Government officials in both countries are pondering the eviction of Assange, who gained notoriety for publishing thousands of U.S.-classified documents on the website, WikiLeaks, from Ecuador's London embassy, where he has been in asylum since 2012 and gained citizenship late last year.
Ecuador's President Lenin Moreno told the BBC Friday that he was never "in favor" of Assange's activities, and that both countries were holding talks.
The British government has become more concerned about his welfare as Ecuador cut off his internet connection in March over concerns about his use of social media interfering with diplomatic relations and cut back extra security in May after spending $5 million on protection costs.
"It is our wish that this is brought to an end, and we would like to make the assurance that if he were to step out of the embassy, he would be treated humanely and properly," British Foreign Office minister Alan Duncan told parliament last month.
"The first priority would be to look after his health, which we think is deteriorating."

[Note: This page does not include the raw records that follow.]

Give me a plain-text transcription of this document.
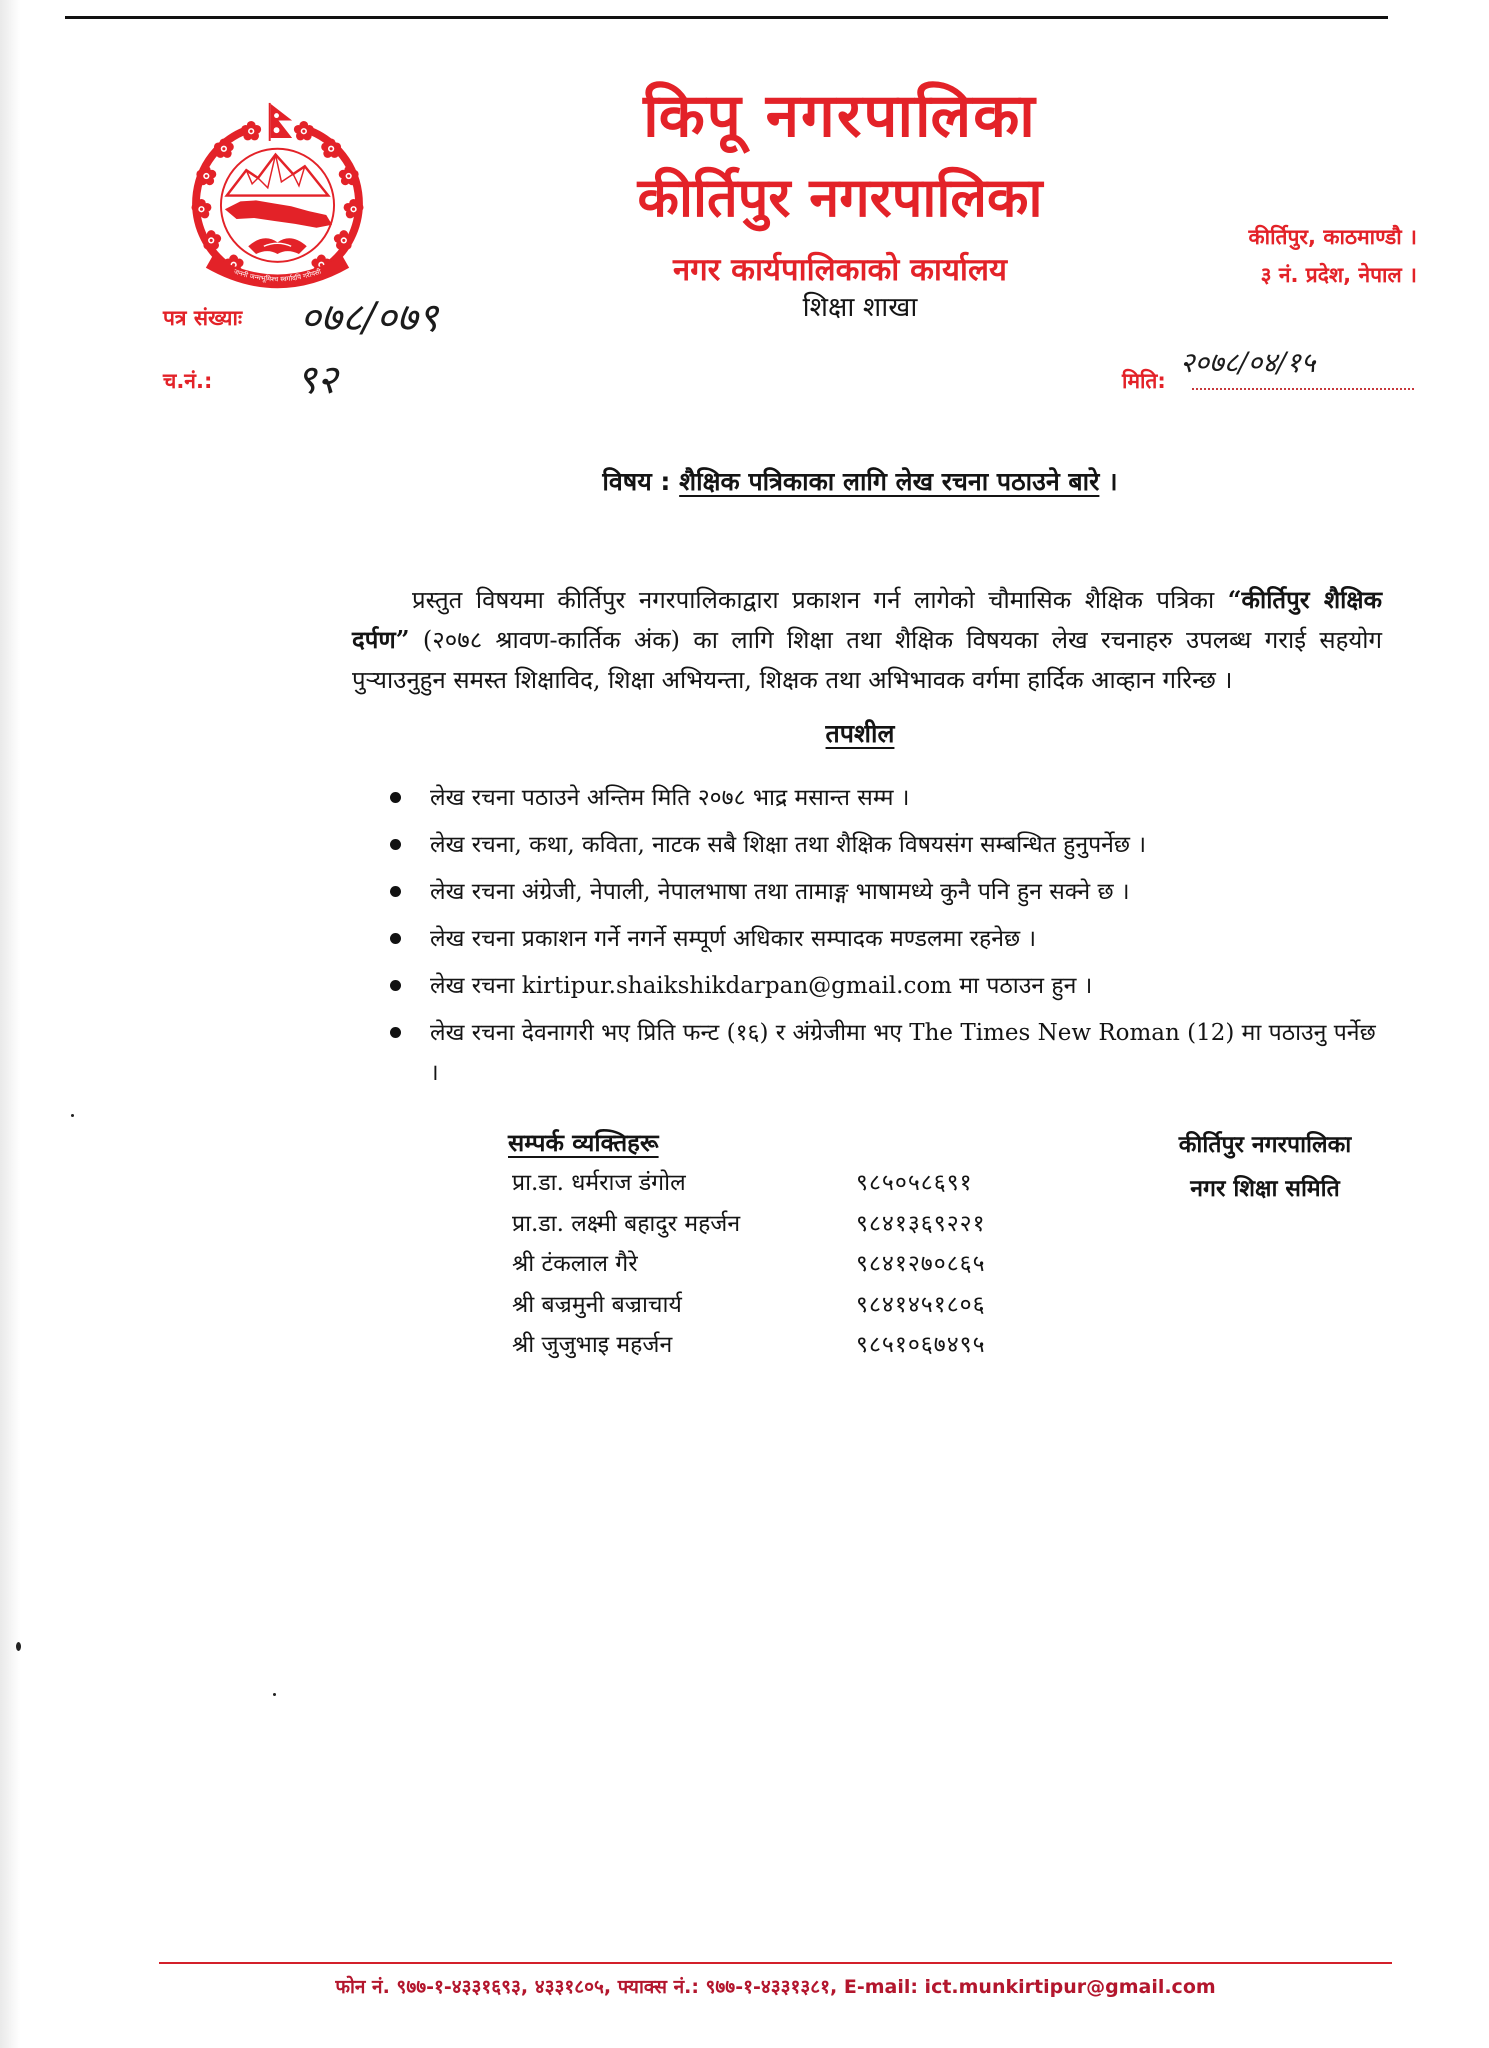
जननी जन्मभूमिश्च स्वर्गादपि गरीयसी
किपू नगरपालिका
कीर्तिपुर नगरपालिका
नगर कार्यपालिकाको कार्यालय
शिक्षा शाखा
कीर्तिपुर, काठमाण्डौ ।
३ नं. प्रदेश, नेपाल ।
पत्र संख्याः ०७८/०७९
च.नं.: ९२	मिति:
२०७८/०४/१५
विषय : शैक्षिक पत्रिकाका लागि लेख रचना पठाउने बारे ।

प्रस्तुत विषयमा कीर्तिपुर नगरपालिकाद्वारा प्रकाशन गर्न लागेको चौमासिक शैक्षिक पत्रिका “कीर्तिपुर शैक्षिक दर्पण” (२०७८ श्रावण-कार्तिक अंक) का लागि शिक्षा तथा शैक्षिक विषयका लेख रचनाहरु उपलब्ध गराई सहयोग पुऱ्याउनुहुन समस्त शिक्षाविद, शिक्षा अभियन्ता, शिक्षक तथा अभिभावक वर्गमा हार्दिक आव्हान गरिन्छ ।

तपशील
लेख रचना पठाउने अन्तिम मिति २०७८ भाद्र मसान्त सम्म ।
लेख रचना, कथा, कविता, नाटक सबै शिक्षा तथा शैक्षिक विषयसंग सम्बन्धित हुनुपर्नेछ ।
लेख रचना अंग्रेजी, नेपाली, नेपालभाषा तथा तामाङ्ग भाषामध्ये कुनै पनि हुन सक्ने छ ।
लेख रचना प्रकाशन गर्ने नगर्ने सम्पूर्ण अधिकार सम्पादक मण्डलमा रहनेछ ।
लेख रचना kirtipur.shaikshikdarpan@gmail.com मा पठाउन हुन ।
लेख रचना देवनागरी भए प्रिति फन्ट (१६) र अंग्रेजीमा भए The Times New Roman (12) मा पठाउनु पर्नेछ ।
सम्पर्क व्यक्तिहरू
प्रा.डा. धर्मराज डंगोल	९८५०५८६९१
प्रा.डा. लक्ष्मी बहादुर महर्जन	९८४१३६९२२१
श्री टंकलाल गैरे	९८४१२७०८६५
श्री बज्रमुनी बज्राचार्य	९८४१४५१८०६
श्री जुजुभाइ महर्जन	९८५१०६७४९५
कीर्तिपुर नगरपालिका
नगर शिक्षा समिति
फोन नं. ९७७-१-४३३१६९३, ४३३१८०५, फ्याक्स नं.: ९७७-१-४३३१३८१, E-mail: ict.munkirtipur@gmail.com
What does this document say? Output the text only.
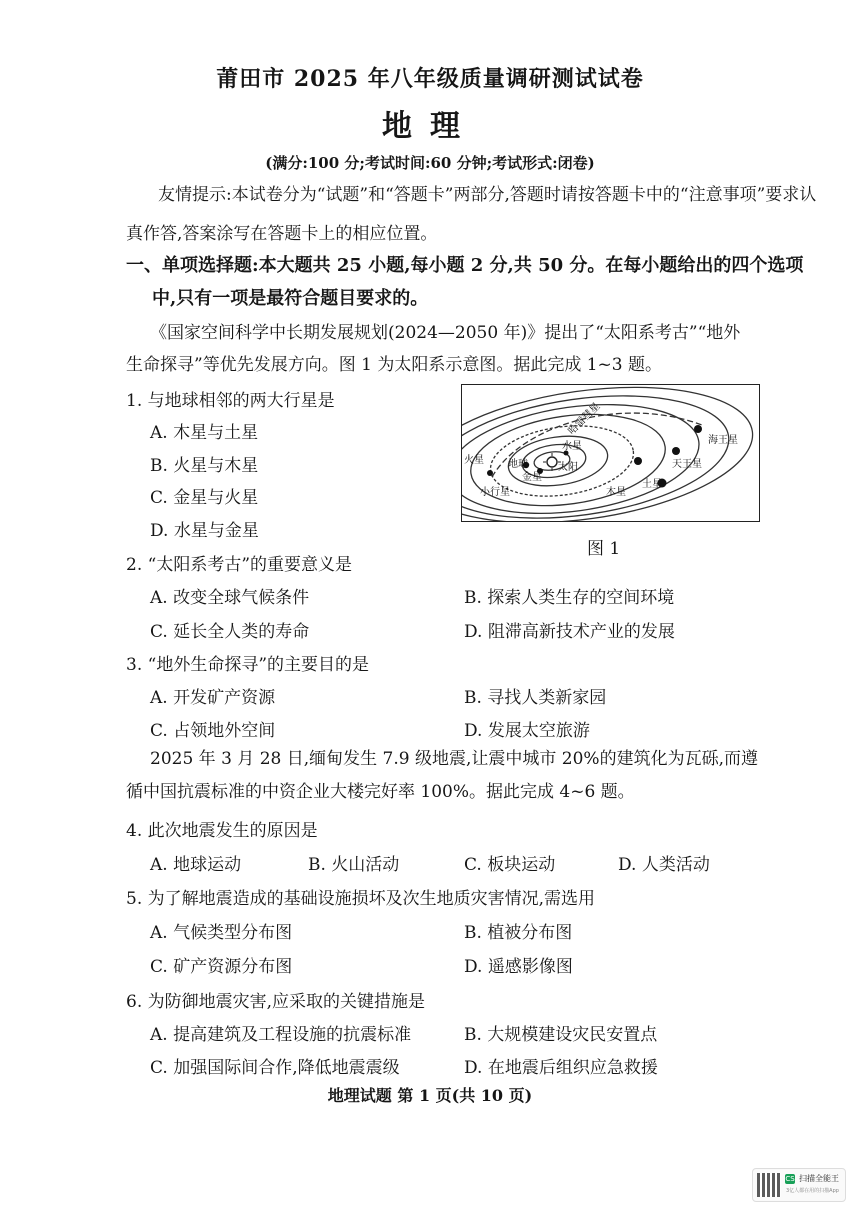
莆田市 2025 年八年级质量调研测试试卷
地理
(满分:100 分;考试时间:60 分钟;考试形式:闭卷)
友情提示:本试卷分为“试题”和“答题卡”两部分,答题时请按答题卡中的“注意事项”要求认
真作答,答案涂写在答题卡上的相应位置。
一、单项选择题:本大题共 25 小题,每小题 2 分,共 50 分。在每小题给出的四个选项
中,只有一项是最符合题目要求的。
《国家空间科学中长期发展规划(2024—2050 年)》提出了“太阳系考古”“地外
生命探寻”等优先发展方向。图 1 为太阳系示意图。据此完成 1~3 题。
1. 与地球相邻的两大行星是
A. 木星与土星
B. 火星与木星
C. 金星与火星
D. 水星与金星
水星
太阳
金星
地球
火星
小行星	木星
土星
天王星
海王星
哈雷彗星
图 1
2. “太阳系考古”的重要意义是
A. 改变全球气候条件	B. 探索人类生存的空间环境
C. 延长全人类的寿命	D. 阻滞高新技术产业的发展
3. “地外生命探寻”的主要目的是
A. 开发矿产资源	B. 寻找人类新家园
C. 占领地外空间	D. 发展太空旅游
2025 年 3 月 28 日,缅甸发生 7.9 级地震,让震中城市 20%的建筑化为瓦砾,而遵
循中国抗震标准的中资企业大楼完好率 100%。据此完成 4~6 题。
4. 此次地震发生的原因是
A. 地球运动	B. 火山活动	C. 板块运动	D. 人类活动
5. 为了解地震造成的基础设施损坏及次生地质灾害情况,需选用
A. 气候类型分布图	B. 植被分布图
C. 矿产资源分布图	D. 遥感影像图
6. 为防御地震灾害,应采取的关键措施是
A. 提高建筑及工程设施的抗震标准	B. 大规模建设灾民安置点
C. 加强国际间合作,降低地震震级	D. 在地震后组织应急救援
地理试题 第 1 页(共 10 页)
CS 扫描全能王
3亿人都在用的扫描App
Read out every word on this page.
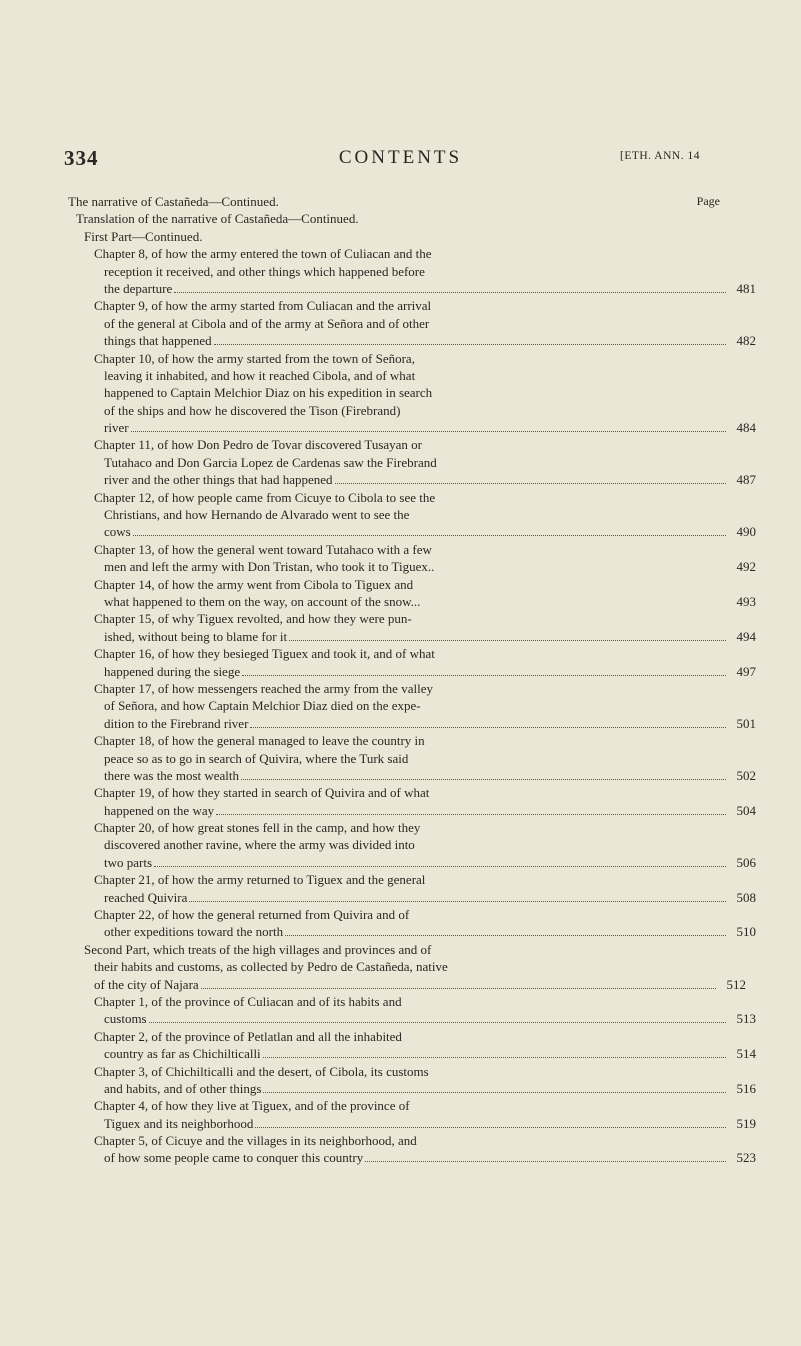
334	CONTENTS	[ETH. ANN. 14
The narrative of Castañeda—Continued.	Page
Translation of the narrative of Castañeda—Continued.
First Part—Continued.
Chapter 8, of how the army entered the town of Culiacan and the
reception it received, and other things which happened before
the departure	481
Chapter 9, of how the army started from Culiacan and the arrival
of the general at Cibola and of the army at Señora and of other
things that happened	482
Chapter 10, of how the army started from the town of Señora,
leaving it inhabited, and how it reached Cibola, and of what
happened to Captain Melchior Diaz on his expedition in search
of the ships and how he discovered the Tison (Firebrand)
river	484
Chapter 11, of how Don Pedro de Tovar discovered Tusayan or
Tutahaco and Don Garcia Lopez de Cardenas saw the Firebrand
river and the other things that had happened	487
Chapter 12, of how people came from Cicuye to Cibola to see the
Christians, and how Hernando de Alvarado went to see the
cows	490
Chapter 13, of how the general went toward Tutahaco with a few
men and left the army with Don Tristan, who took it to Tiguex..	492
Chapter 14, of how the army went from Cibola to Tiguex and
what happened to them on the way, on account of the snow...	493
Chapter 15, of why Tiguex revolted, and how they were pun-
ished, without being to blame for it	494
Chapter 16, of how they besieged Tiguex and took it, and of what
happened during the siege	497
Chapter 17, of how messengers reached the army from the valley
of Señora, and how Captain Melchior Diaz died on the expe-
dition to the Firebrand river	501
Chapter 18, of how the general managed to leave the country in
peace so as to go in search of Quivira, where the Turk said
there was the most wealth	502
Chapter 19, of how they started in search of Quivira and of what
happened on the way	504
Chapter 20, of how great stones fell in the camp, and how they
discovered another ravine, where the army was divided into
two parts	506
Chapter 21, of how the army returned to Tiguex and the general
reached Quivira	508
Chapter 22, of how the general returned from Quivira and of
other expeditions toward the north	510
Second Part, which treats of the high villages and provinces and of
their habits and customs, as collected by Pedro de Castañeda, native
of the city of Najara	512
Chapter 1, of the province of Culiacan and of its habits and
customs	513
Chapter 2, of the province of Petlatlan and all the inhabited
country as far as Chichilticalli	514
Chapter 3, of Chichilticalli and the desert, of Cibola, its customs
and habits, and of other things	516
Chapter 4, of how they live at Tiguex, and of the province of
Tiguex and its neighborhood	519
Chapter 5, of Cicuye and the villages in its neighborhood, and
of how some people came to conquer this country	523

Ecuador granted political asylum to Assange in 2012 to avoid extradition to Sweden over rape allegations. Assange faced a count of unlawful coercion and two counts of sexual molestation, which expired in 2015 due to statutes of limitations under Swedish law, while the investigation for one remaining rape allegation, which had an expiration date of 2020, was dropped in May 2017.
Although the Swedish investigation has been dropped, Assange fears an arrest for bail breach in the sexual assault case would allow him to be extradited to the United States for publishing the classified documents on Wikileaks. The website grabbed worldwide attention in April 2010 when it released footage of U.S. soldiers fatally shooting at least 18 civilians from a helicopter in Iraq.